A proposito d’interessi nazionali all’estero, il 22 ottobre scorso, durante una sua visita alla base NATO di Solbiate Olona, chi scrive chiese al sottosegretario di Stato della Difesa, Gianluigi Magri, quando avremmo riportato in Italia i due marò del Reggimento San Marco illegalmente detenuti in India. La risposta consistette in nebulose dichiarazioni di ottimismo – che avrebbe potuto fare qualsiasi avventore del Bar dello Sport – e l’ostentazione del nastrino giallo sul bavero della giacca, come dire il colore-simbolo di quel Reggimento…
Andando di questo passo, l’Italia ridiventerà quella “semplice espressione geografica” tanto cara al cancelliere austroungarico Clemente Metternich. Sono di questi giorni le critiche di alcuni settori dei pacifisti per l’acquisto da parte del nostro Paese di un centinaio d’aerei da combattimento F-35, di cui un’aliquota a decollo tradizionale per l’Aviazione, l’altra a decollo verticale per la Marina.
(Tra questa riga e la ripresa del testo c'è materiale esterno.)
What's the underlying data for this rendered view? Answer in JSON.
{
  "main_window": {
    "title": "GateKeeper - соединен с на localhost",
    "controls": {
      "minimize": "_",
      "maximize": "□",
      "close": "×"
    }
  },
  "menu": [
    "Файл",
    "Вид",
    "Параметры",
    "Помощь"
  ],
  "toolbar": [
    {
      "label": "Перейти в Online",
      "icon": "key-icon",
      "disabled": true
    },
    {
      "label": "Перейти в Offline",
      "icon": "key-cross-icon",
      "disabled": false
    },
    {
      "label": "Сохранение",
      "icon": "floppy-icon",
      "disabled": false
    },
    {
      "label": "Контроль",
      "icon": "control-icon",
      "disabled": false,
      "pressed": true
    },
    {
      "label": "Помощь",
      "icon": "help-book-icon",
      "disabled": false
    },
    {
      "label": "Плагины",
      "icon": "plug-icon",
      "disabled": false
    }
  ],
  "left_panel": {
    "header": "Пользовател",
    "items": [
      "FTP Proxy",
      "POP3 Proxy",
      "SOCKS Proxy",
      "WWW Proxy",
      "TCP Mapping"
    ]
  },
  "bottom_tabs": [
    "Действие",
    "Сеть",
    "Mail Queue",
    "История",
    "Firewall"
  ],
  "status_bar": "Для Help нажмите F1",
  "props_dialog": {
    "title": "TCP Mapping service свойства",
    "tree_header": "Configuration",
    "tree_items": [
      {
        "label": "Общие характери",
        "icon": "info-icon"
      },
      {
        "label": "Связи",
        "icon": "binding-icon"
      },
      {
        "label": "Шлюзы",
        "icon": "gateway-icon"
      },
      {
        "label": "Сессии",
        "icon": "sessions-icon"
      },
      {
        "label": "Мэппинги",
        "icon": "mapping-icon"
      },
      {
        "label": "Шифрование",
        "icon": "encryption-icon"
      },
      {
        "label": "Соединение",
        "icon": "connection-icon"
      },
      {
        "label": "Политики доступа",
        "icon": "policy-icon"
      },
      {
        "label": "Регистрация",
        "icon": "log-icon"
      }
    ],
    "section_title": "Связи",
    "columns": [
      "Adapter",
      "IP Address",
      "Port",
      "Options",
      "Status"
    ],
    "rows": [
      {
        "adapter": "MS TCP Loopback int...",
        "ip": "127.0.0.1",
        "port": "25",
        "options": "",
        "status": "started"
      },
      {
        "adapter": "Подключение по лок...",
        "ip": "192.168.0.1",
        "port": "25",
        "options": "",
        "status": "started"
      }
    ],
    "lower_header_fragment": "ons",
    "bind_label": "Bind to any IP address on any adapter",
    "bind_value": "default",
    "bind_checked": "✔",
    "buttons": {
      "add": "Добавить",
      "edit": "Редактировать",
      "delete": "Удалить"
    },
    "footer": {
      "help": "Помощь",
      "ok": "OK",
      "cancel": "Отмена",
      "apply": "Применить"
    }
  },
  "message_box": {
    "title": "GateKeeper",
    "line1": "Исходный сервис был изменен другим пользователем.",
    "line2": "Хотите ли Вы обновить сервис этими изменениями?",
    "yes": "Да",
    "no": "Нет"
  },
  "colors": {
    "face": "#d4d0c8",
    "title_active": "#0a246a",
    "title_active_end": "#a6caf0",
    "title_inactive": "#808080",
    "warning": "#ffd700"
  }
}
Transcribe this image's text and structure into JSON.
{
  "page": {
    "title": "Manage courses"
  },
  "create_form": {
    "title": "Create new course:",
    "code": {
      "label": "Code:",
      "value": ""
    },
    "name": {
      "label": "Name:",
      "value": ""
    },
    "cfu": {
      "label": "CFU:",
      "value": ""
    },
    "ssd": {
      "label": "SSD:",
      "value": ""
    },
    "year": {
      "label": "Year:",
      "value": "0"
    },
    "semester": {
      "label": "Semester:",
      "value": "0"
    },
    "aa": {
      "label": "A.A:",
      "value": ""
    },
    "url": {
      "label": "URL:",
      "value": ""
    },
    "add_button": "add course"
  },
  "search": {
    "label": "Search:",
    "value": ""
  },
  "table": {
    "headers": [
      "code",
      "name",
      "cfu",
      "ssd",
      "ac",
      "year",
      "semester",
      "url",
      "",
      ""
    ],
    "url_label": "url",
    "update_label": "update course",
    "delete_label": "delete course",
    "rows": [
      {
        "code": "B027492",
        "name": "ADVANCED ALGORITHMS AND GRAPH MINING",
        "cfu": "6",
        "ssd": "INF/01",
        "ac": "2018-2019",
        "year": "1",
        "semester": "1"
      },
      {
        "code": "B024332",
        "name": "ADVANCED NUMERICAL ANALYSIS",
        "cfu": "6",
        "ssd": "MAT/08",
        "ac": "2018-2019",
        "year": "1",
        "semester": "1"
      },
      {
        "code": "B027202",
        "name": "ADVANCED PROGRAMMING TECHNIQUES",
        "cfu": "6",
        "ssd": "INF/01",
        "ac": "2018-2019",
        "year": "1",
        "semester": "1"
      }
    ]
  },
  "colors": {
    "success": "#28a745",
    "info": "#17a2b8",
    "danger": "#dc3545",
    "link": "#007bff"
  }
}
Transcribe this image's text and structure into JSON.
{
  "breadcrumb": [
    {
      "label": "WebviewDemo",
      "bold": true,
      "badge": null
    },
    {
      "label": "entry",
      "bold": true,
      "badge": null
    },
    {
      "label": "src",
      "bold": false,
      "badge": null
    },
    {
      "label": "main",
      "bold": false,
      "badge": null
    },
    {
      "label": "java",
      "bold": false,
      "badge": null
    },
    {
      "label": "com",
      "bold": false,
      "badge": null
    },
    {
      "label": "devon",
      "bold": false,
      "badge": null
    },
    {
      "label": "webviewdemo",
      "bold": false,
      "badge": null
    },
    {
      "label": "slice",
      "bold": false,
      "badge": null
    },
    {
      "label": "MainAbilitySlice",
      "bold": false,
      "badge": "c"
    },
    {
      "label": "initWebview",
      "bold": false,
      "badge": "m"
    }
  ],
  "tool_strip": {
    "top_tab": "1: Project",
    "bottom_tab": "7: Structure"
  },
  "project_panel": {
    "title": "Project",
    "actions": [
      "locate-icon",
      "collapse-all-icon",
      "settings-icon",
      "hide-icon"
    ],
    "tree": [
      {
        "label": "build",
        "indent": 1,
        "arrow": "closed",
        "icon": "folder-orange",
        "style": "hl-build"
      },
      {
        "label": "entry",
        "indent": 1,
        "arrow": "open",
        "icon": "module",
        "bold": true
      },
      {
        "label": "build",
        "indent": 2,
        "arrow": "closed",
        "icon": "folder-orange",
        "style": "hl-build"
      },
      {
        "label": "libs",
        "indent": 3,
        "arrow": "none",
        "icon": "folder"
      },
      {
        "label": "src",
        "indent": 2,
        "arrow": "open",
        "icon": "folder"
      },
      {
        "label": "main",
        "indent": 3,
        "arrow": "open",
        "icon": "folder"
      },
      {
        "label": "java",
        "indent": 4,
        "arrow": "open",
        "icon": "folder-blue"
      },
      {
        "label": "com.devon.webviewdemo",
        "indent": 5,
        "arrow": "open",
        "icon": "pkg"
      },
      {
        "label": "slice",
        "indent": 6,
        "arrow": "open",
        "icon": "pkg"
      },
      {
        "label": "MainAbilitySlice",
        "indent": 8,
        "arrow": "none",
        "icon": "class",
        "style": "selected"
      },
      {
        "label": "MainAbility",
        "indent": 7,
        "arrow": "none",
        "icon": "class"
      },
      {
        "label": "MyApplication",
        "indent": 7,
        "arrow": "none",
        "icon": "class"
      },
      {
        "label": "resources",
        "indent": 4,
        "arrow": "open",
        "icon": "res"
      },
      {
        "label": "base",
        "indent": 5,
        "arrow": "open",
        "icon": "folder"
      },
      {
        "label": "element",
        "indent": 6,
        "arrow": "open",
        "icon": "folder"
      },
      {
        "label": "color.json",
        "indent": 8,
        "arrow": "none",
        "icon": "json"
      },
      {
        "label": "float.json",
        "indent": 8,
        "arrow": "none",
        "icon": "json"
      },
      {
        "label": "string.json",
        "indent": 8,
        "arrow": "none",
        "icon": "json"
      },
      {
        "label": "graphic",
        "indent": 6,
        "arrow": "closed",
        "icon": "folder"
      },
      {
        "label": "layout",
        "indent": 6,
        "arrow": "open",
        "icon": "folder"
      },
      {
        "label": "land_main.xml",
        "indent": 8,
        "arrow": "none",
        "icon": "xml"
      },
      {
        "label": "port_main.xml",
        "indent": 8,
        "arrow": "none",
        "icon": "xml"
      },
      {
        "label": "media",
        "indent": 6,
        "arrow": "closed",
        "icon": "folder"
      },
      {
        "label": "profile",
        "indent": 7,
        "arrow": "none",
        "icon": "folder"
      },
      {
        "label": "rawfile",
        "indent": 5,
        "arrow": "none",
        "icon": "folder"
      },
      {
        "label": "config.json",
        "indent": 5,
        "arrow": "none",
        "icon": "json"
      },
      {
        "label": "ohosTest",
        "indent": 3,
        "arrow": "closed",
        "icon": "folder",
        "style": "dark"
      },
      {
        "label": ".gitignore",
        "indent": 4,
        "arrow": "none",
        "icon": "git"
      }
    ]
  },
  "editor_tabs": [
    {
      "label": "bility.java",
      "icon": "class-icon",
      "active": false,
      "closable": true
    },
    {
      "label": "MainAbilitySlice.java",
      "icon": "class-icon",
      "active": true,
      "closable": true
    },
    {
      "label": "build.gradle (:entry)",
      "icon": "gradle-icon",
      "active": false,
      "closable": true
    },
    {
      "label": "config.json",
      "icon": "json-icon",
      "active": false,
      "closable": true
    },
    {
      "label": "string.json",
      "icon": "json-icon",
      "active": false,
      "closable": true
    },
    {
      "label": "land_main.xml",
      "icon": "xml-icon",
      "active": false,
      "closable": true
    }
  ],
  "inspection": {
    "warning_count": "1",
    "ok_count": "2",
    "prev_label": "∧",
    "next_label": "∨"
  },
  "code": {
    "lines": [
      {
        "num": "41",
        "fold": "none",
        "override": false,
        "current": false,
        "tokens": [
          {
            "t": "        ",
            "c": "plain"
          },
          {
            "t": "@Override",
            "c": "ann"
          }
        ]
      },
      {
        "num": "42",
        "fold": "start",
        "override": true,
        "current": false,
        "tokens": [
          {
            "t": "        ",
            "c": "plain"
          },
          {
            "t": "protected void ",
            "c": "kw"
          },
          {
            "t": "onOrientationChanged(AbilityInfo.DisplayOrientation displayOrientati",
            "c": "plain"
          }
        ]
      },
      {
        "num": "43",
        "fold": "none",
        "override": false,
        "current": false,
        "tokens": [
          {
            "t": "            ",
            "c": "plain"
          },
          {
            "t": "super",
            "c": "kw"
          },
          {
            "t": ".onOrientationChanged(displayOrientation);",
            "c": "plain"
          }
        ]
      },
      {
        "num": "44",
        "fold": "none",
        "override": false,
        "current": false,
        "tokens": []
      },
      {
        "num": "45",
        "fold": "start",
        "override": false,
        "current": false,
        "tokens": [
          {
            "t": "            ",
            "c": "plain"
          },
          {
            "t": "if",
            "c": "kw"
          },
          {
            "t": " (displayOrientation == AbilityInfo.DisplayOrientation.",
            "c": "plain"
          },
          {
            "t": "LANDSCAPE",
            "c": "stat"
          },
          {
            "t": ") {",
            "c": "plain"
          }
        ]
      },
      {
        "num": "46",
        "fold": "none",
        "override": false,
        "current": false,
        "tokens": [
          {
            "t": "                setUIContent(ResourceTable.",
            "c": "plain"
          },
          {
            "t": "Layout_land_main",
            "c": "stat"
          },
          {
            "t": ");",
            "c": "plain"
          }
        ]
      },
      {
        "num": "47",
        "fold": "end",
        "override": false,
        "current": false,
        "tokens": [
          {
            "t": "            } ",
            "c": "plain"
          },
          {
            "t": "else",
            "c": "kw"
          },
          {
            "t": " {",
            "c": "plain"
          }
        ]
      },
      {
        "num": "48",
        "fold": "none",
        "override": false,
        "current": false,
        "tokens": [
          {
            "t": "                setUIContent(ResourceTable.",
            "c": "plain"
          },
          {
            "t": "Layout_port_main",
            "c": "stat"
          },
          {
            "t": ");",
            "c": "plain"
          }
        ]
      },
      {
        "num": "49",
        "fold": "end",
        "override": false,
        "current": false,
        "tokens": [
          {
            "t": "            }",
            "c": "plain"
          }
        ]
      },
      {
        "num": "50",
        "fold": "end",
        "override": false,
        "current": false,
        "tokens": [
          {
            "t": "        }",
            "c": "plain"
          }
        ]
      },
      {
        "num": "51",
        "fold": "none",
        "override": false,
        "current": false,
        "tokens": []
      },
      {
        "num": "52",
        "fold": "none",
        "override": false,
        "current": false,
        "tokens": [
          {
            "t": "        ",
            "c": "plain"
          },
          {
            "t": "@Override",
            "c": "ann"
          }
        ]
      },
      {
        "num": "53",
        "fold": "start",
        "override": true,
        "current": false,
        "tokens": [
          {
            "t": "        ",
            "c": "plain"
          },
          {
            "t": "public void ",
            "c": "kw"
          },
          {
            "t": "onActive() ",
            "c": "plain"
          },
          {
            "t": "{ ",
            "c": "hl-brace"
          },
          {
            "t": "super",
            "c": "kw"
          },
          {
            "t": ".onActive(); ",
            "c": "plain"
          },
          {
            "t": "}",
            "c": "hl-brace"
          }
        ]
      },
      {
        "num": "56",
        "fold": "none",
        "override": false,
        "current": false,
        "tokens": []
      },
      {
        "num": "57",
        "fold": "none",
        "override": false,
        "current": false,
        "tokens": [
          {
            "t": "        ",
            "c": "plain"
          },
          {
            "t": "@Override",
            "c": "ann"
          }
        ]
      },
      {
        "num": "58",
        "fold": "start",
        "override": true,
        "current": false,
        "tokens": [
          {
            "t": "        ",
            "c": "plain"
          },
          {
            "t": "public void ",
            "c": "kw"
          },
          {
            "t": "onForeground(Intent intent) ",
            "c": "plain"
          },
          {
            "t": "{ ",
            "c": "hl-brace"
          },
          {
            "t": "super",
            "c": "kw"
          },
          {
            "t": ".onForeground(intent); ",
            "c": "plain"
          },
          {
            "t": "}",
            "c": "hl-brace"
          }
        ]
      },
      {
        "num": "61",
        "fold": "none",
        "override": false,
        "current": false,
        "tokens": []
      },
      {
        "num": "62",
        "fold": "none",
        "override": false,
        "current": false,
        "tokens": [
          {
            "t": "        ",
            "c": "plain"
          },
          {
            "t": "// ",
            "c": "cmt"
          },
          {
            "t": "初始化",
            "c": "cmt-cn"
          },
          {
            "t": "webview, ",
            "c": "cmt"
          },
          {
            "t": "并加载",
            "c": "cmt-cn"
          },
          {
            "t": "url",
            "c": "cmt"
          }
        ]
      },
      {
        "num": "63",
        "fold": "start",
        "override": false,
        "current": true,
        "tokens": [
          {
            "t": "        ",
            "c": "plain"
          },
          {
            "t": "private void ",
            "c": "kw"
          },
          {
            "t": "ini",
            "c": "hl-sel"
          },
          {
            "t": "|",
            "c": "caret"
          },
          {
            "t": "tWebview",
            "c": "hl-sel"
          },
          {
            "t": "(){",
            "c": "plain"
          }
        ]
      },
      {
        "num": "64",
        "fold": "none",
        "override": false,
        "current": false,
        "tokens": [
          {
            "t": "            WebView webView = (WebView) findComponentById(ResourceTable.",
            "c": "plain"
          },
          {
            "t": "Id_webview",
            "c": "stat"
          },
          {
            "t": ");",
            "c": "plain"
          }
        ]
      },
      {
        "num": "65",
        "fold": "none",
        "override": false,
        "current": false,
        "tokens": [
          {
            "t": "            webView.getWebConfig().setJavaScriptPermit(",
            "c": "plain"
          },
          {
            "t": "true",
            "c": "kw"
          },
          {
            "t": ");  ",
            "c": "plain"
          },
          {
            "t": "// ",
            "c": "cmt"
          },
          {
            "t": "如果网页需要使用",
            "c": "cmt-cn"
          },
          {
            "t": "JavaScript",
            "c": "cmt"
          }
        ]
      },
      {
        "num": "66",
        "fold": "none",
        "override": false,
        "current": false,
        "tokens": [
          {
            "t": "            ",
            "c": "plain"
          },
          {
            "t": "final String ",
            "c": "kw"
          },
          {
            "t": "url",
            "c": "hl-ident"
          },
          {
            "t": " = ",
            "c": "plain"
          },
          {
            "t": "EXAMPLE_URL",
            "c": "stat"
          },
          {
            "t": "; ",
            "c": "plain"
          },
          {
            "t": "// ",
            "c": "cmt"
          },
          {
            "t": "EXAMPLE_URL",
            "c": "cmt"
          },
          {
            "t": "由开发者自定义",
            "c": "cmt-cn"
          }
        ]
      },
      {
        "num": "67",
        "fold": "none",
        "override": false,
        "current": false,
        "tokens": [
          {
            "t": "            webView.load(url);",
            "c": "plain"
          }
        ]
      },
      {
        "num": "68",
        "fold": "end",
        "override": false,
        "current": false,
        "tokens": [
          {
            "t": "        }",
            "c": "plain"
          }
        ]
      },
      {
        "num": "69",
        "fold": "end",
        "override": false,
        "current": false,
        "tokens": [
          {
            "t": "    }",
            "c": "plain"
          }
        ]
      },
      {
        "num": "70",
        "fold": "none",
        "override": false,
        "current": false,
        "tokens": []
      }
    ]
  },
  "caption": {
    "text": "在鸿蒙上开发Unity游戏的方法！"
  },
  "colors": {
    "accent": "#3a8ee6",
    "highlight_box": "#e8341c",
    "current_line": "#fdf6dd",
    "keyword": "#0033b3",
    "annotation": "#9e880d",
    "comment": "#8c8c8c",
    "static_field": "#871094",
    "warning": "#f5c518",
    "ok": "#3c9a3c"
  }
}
Eppure questa decisione è stata una delle poche cose sensate fatte dallo Stato Maggiore della Difesa negli ultimi anni e dal governo che l’ha avallata. Infatti, l’Italia per la sua posizione geografica è una portaerei naturale protesa nel Mediterraneo e, pertanto, il controllo e la difesa del territorio nazionale mediante una sia pur modesta flotta aerea è sicuramente più efficace e meno costoso di quello fatto con navi e uomini a terra.
Per carità, non dobbiamo attrezzarci per fare guerra a nessuno (siamo pacifisti anche noi!!), ma è proprio per contribuire a mantenere la pace che dovremmo spendere i quattro euro a disposizione della Difesa per attrezzare in modo passabilmente credibile la protezione del territorio nazionale e non, invece, dilapidarli all’estero.
Ove non fossimo stati abbastanza convincenti a spiegare la ragione per cui non bisogna disarmare la difesa del Paese, sull’argomento cediamo volentieri la parola a una persona sicuramente al di sopra di ogni sospetto. Il comunista Raffaello Colombi, nella seduta della Costituente del 21 maggio 1947, così si espresse a proposito della difesa del Paese e della pace: “Ma per difendere la nostra neutralità e la nostra pace, è necessario che abbiamo un’armata capace di farlo, un’armata cui affidare il compito di difendere le nostre frontiere e che soprattutto sia in grado di dimostrare a qualsiasi eventuale nemico che, se intende minacciare le nostre frontiere, o tenti di occupare il nostro suolo, non potrà farlo impunemente”.
Per affermare meglio il suo concetto Colombi soggiunse: “Bisogna cioè che l’eventuale nemico sappia che troverà una forza armata capace di affrontarlo, che in ogni città, in ogni borgata, in ogni casolare troverà un centro di resistenza e che in ogni caso troverà chi gli rende la vita difficile nel nostro territorio”.
Oggi, più semplicemente, l’idea complessiva di Colombi si chiamerebbe deterrenza o, se volete, dispositivo di dissuasione minima, quella “cosa” che, dal 1945, ha consentito un accettabile equilibrio politico e militare mondiale e circa settanta anni di pace.